FDA Grants Priority Review to Risdiplam for Spinal Muscular Atrophy Treatment in Presymptomatic Infants Under Age 2 Months
The Food and Drug Administration (FDA) granted priority review of a supplemental new drug application (sNDA) for the use of risdiplam (Evrysdi; PTC Therapeutics, South Plainfield, NJ) to treat presymptomatic infants under age 2 months with spinal muscular atrophy (SMA).
In the RAINBOWFISH study (NCT03779334), presymptomatic infants treated with risdiplam achieved milestones such as sitting, standing, walking, and maintained the ability to swallow following 12 months of treatment. Infants (n= 5) included in the interim efficacy analysis all maintained the ability to swallow and were able to feed exclusively orally after 12 months of treatment. Out of the infants treated with risdiplam for at least 12 months, 80% (4/5) achieved milestones such as standing and walking independently within World Health Organization (WHO) windows for healthy children. All participants (n=5) met Hammersmith Infant Neurological Examination, Section 2 (HINE-2) motor milestones.
If approved, risdiplam would be the first medicine administered at home for presymptomatic babies with SMA.

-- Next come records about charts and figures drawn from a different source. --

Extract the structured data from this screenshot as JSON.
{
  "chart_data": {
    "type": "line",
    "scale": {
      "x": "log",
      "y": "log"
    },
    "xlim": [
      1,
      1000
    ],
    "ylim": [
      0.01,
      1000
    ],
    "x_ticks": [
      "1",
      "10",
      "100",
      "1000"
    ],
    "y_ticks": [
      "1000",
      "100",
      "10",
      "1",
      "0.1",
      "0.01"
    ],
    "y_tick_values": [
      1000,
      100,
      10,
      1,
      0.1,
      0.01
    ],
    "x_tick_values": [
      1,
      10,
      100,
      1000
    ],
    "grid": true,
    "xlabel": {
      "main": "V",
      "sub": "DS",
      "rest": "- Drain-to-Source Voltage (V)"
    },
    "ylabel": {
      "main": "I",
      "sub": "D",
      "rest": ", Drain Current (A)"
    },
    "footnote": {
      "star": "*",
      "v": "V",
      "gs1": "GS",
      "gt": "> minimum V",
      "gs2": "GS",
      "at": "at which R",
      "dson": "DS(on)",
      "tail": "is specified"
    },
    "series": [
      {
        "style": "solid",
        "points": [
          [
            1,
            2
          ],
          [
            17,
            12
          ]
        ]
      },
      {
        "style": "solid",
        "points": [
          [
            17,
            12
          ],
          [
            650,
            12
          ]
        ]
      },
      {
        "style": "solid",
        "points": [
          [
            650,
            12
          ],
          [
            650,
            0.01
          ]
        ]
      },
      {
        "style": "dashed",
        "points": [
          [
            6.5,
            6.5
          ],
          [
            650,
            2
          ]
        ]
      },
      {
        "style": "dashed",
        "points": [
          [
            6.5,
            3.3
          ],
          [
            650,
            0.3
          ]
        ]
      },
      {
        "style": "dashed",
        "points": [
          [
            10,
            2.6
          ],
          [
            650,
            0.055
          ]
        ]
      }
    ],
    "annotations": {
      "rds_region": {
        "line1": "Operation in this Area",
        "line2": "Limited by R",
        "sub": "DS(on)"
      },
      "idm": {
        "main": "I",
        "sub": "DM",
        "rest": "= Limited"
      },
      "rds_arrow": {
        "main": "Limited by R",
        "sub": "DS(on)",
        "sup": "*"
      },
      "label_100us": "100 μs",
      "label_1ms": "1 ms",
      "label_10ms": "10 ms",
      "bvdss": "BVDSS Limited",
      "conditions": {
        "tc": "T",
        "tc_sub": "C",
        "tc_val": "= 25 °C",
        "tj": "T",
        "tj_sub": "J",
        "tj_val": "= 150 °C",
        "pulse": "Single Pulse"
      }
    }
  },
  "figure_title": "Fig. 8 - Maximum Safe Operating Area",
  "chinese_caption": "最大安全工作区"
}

“Treating very young babies with Evrysdi before SMA symptoms arise may help them to achieve milestones such as standing and walking within timeframes typical of healthy infants,” said Levi Garraway, MD, PhD, Genentech’s chief medical officer and head of Global Product Development. “Extending treatment access for the youngest members of the SMA community is crucial and we look forward to working with the FDA on this application.”
The most common adverse events (AEs) were abdominal pain (17%), cough (25%), teething (25%), diarrhea (17%), eczema (17%), gastroenteritis (17%), nasal congestion (33%), papule (17%) pyrexia (17%), and vomiting (25%). No treatment-related serious adverse events were reported through the interim safety analysis period (n=12). The AEs were reflective of the age of the infants rather than the underlying SMA.
Risdiplam is designed to treat SMA by increasing and sustaining production of the survival motor neuron (SMN) protein in the central nervous system (CNS) and peripheral tissues in adults, children and infants as young as 2 months.